Digest size

As we have seen when estimating the total number of different packets, the digest size must be chosen appropriately so that not so many packets will not have the same digest, despite being different packets. In the case of estimating a proportion we must consider two different cases:

What happens when there are a lot of incoming packets but only a very small portion is dropped?
What happens when there are a lot of incoming packets and also a lot of dropped packets?

To generate the data for these experiments use the following command:

# Point to your pcap
pcap=../pcaps/equinix-chicago.dirB.20130529-135900.UTC.anon.pcap 
for ID in {1..100}
do
python estimate-ratio.py digest.$ID $pcap --rows ROWS --columns COLUMNS \
  --hashFunction default --xiFunction default --numPackets PACKETS \
  --maxIter 100 --averageFunction mean --dropProbability PDROP
done

Small number of packets dropped

First we will consider what happens when we drop only a small proportion of packets (1%). As we can see, in this case the total number of packets is being overestimated, specially for digests of size 8, but also slightly for those of size 16. Because the total number of incoming packets is being overestimated, the proportion of dropped packets is being underestimated.

Parameter	Value
Packets	10000
Drop probability	1%
Columns	32
Rows	32
Digest size	{8, 16, 32, 64}
Hash function	default
Xi function	default
Pcap	CAIDA
Average function	mean

Drop most of the packets

In our second experiment, we drop half of the packets, so that both the number of incoming and dropped packets are overestimated.
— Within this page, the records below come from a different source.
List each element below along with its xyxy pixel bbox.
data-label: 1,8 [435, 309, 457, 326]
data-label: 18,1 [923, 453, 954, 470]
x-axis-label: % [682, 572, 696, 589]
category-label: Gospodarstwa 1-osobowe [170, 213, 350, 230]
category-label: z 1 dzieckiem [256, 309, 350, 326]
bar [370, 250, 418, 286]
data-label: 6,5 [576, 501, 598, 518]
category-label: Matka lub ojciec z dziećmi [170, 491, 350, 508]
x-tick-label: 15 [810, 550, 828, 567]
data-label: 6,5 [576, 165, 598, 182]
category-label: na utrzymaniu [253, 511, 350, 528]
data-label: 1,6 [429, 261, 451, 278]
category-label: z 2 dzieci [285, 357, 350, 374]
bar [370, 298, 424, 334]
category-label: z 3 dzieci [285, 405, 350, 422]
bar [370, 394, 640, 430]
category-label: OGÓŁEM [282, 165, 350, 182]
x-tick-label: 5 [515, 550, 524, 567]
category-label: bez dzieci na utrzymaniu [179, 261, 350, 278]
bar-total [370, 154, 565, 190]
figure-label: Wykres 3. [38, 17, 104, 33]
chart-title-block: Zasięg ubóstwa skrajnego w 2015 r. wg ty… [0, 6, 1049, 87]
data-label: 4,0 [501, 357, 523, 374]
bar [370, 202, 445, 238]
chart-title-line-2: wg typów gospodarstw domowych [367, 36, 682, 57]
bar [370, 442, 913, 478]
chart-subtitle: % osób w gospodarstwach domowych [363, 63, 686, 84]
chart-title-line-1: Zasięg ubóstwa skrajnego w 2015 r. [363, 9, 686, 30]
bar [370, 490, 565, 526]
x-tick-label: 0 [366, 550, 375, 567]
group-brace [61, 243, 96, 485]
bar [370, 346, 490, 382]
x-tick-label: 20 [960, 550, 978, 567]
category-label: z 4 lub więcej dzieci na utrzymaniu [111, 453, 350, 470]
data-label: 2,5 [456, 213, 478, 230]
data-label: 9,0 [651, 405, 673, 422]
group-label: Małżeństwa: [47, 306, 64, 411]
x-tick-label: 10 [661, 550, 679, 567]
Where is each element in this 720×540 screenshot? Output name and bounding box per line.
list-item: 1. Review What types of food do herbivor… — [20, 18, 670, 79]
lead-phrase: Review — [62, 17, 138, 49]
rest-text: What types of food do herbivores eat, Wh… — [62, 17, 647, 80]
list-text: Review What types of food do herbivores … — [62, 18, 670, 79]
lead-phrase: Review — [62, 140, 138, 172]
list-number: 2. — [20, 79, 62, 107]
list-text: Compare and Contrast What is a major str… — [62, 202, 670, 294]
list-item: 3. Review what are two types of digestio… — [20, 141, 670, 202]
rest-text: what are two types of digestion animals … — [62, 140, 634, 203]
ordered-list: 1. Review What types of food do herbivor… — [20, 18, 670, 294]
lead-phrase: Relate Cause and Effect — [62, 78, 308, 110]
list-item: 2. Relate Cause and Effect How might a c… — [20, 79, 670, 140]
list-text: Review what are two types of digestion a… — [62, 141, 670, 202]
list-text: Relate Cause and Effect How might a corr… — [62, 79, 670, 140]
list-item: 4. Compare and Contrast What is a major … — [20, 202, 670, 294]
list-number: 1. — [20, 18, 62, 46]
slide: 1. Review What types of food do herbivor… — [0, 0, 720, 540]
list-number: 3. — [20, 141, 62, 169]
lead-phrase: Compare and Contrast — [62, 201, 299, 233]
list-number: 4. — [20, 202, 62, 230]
However, because of the quadratic characteristic of bias, the result is again an underestimated proportion of dropped packets.

Parameter	Value
Packets	10000
Drop probability	50%
Columns	32
Rows	32
Digest size	{8, 16, 32, 64}
Hash function	default
Xi function	default
Pcap	CAIDA
Average function	mean

Conclusions

When estimating the proportion of dropped packets, choosing the proper digest size is much more important than for the case of estimating the number of dropped packets because of two reasons:

First, in this case we underestimate the proportion of dropped packets, instead of overestimating it. As a consequence, we are more likely to confuse faulty nodes with correct ones.
Secondly, in this case we are not only influenced by the number of dropped packets, which tends to be small, but also by the number of total packets, which in general will be much higher, and the digest size must adapt to avoid collisions in such case.